Ano I Número 11 - Novembro 2oo9

Releitura - José Ricardo Nunes

José Ricardo Nunes nasceu em Lisboa, a 14 de Dezembro de 1964. Licenciado em Direiro, exerce funções no Ministério da Justiça. É mestre em Literatura e Cultura Portuguesas - Época Comtemprânea, com uma dissertação sobre Luiza Neto Jorge. Publicou o seu primeiro livro de poesia, Rua 31 de Janeiro, em 1998. No domínio do ensaio e da crítica literária é de registar a publicação de trabalhos em Colóquios/Letras, Ciberkiosk (publicação on-line), Ler e Relâmpago. Tem ainda poemas publicados em Di Versos, Relâmpago e Arsenal. Vive em Caldas da Rainha.

Retrato Inexistente


Impossível dar a um rosto forma
definitiva. Mais duradoura imagem
cada um conserva na sua obscuridade.
A rotação da terra, a morte
que se propaga no tempo, os ossos,
a poeira branca onde não se pode escrever – eis
o que reforça o rosto emergindo
da penumbra.
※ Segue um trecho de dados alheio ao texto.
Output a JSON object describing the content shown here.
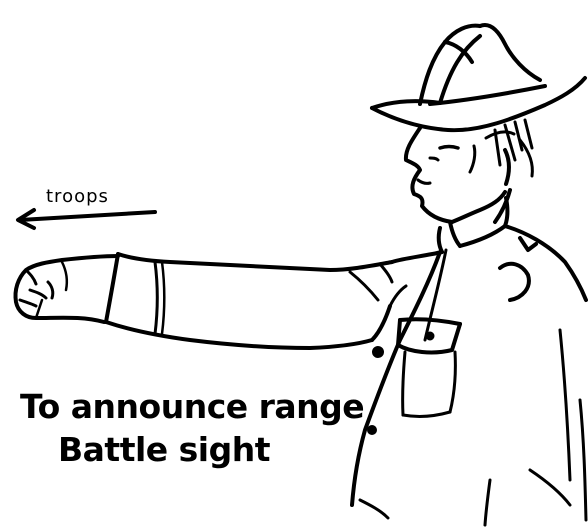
{
  "direction_label": "troops",
  "caption": {
    "line1": "To announce range",
    "line2": "Battle sight"
  },
  "figure": {
    "subject": "signaling-soldier",
    "ink_color": "#000000",
    "paper_color": "#ffffff"
  }
}
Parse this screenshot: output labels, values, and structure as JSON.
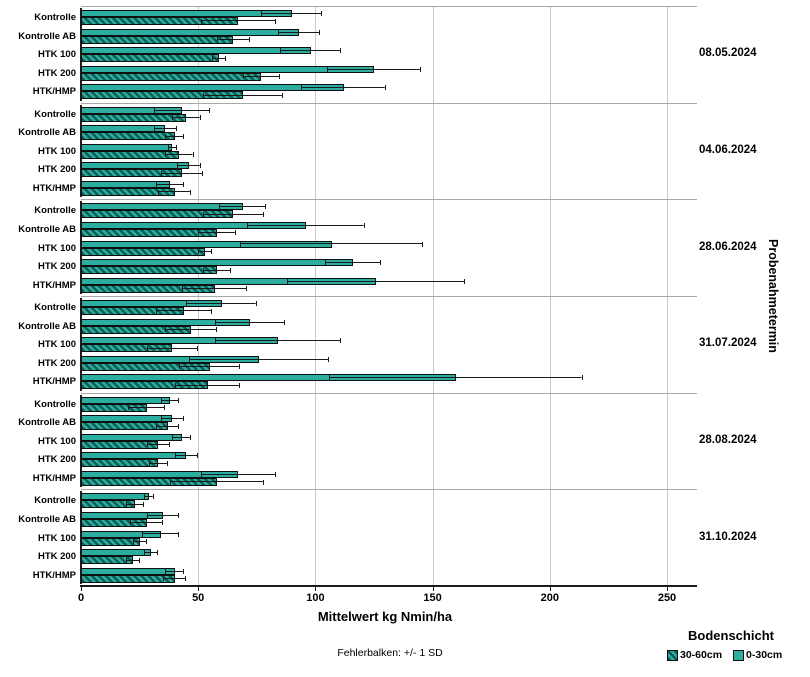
{
  "chart_data": {
    "type": "bar",
    "orientation": "horizontal",
    "xlabel": "Mittelwert kg Nmin/ha",
    "group_axis_label": "Probenahmetermin",
    "footnote": "Fehlerbalken: +/- 1 SD",
    "legend_title": "Bodenschicht",
    "legend_position": "bottom-right",
    "grid": true,
    "error_bars": "+/- 1 SD",
    "xlim": [
      0,
      263
    ],
    "xticks": [
      0,
      50,
      100,
      150,
      200,
      250
    ],
    "treatments": [
      "Kontrolle",
      "Kontrolle AB",
      "HTK 100",
      "HTK 200",
      "HTK/HMP"
    ],
    "series": [
      {
        "name": "30-60cm",
        "style": "hatched",
        "color": "#2baea0",
        "hatch_color": "#0b5e54"
      },
      {
        "name": "0-30cm",
        "style": "solid",
        "color": "#2baea0"
      }
    ],
    "groups": [
      {
        "date": "08.05.2024",
        "values_0_30": [
          90,
          93,
          98,
          125,
          112
        ],
        "sd_0_30": [
          13,
          9,
          13,
          20,
          18
        ],
        "values_30_60": [
          67,
          65,
          59,
          77,
          69
        ],
        "sd_30_60": [
          16,
          7,
          3,
          8,
          17
        ]
      },
      {
        "date": "04.06.2024",
        "values_0_30": [
          43,
          36,
          39,
          46,
          38
        ],
        "sd_0_30": [
          12,
          5,
          2,
          5,
          6
        ],
        "values_30_60": [
          45,
          40,
          42,
          43,
          40
        ],
        "sd_30_60": [
          6,
          4,
          6,
          9,
          7
        ]
      },
      {
        "date": "28.06.2024",
        "values_0_30": [
          69,
          96,
          107,
          116,
          126
        ],
        "sd_0_30": [
          10,
          25,
          39,
          12,
          38
        ],
        "values_30_60": [
          65,
          58,
          53,
          58,
          57
        ],
        "sd_30_60": [
          13,
          8,
          3,
          6,
          14
        ]
      },
      {
        "date": "31.07.2024",
        "values_0_30": [
          60,
          72,
          84,
          76,
          160
        ],
        "sd_0_30": [
          15,
          15,
          27,
          30,
          54
        ],
        "values_30_60": [
          44,
          47,
          39,
          55,
          54
        ],
        "sd_30_60": [
          12,
          11,
          11,
          13,
          14
        ]
      },
      {
        "date": "28.08.2024",
        "values_0_30": [
          38,
          39,
          43,
          45,
          67
        ],
        "sd_0_30": [
          4,
          5,
          4,
          5,
          16
        ],
        "values_30_60": [
          28,
          37,
          33,
          33,
          58
        ],
        "sd_30_60": [
          8,
          5,
          5,
          4,
          20
        ]
      },
      {
        "date": "31.10.2024",
        "values_0_30": [
          29,
          35,
          34,
          30,
          40
        ],
        "sd_0_30": [
          2,
          7,
          8,
          3,
          4
        ],
        "values_30_60": [
          23,
          28,
          25,
          22,
          40
        ],
        "sd_30_60": [
          4,
          7,
          3,
          3,
          5
        ]
      }
    ]
  },
  "colors": {
    "bar_teal": "#2baea0",
    "hatch_dark": "#0b5e54",
    "grid": "#c9c9c9",
    "axis": "#1c1c1c"
  }
}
Um risco o desagrega por dentro,
pois o tempo e as palavras observam-se.
Um rosto, o que mais se merece
de um corpo feito contra tudo, sombra
acesa numa parede de luz.
[in Apócrifo, Deriva, 2007]

Cerimónia de Abertura

Entram no estádio e desfilam
as delegações: uma bandeira
por país, um capitão
a comandar os implicados
no crescimento do comércio global.
Os desportistas sorriem, acenam,
cumprem à risca o seu papel de figurantes.
Digo-lhe que não sei parar as imagens.

Reina a paz e a concórdia.
Mesmo os que vieram apenas para competir,
perder, sonham com o milagre
que lhes turva os olhos de glória. E eu,
sentado neste sofá suburbano
que treme à passagem do comboio,
acredito no que lhe digo.

Lembra o comentador, algo comovido
pelas últimas notícias, que na Grécia
faziam tréguas durante os Jogos.
Alguém é dono da verdade? Resta-nos
o poder de mudar livremente de canal
ao sabor dos nossos humores tão variáveis.
Estou sempre a dizer isto à Jacinta.
[in Versos Olímpicos, Deriva, 2009]

K8 com Timoneiro

Depois atiram-me à água:
o justo prémio da vitória.
As minhas indicações, a cadência
que doseia o esforço e assegura a velocidade
e faz dos meus companheiros comigo
um só músculo contraído,
espalham-se na água
logo que a prova termina e é conhecido
o vencedor. Eu
apenas trabalho para essa equipa:
ocupo os espaços vazios,
os intervalos,
as pequenas falhas
entre corpos e músculos,
moldáveis, eu, a minha voz,
até que tudo acaba
e me atiram para a água,
para dentro desta página.
[in Versos Olímpicos, Deriva, 2009]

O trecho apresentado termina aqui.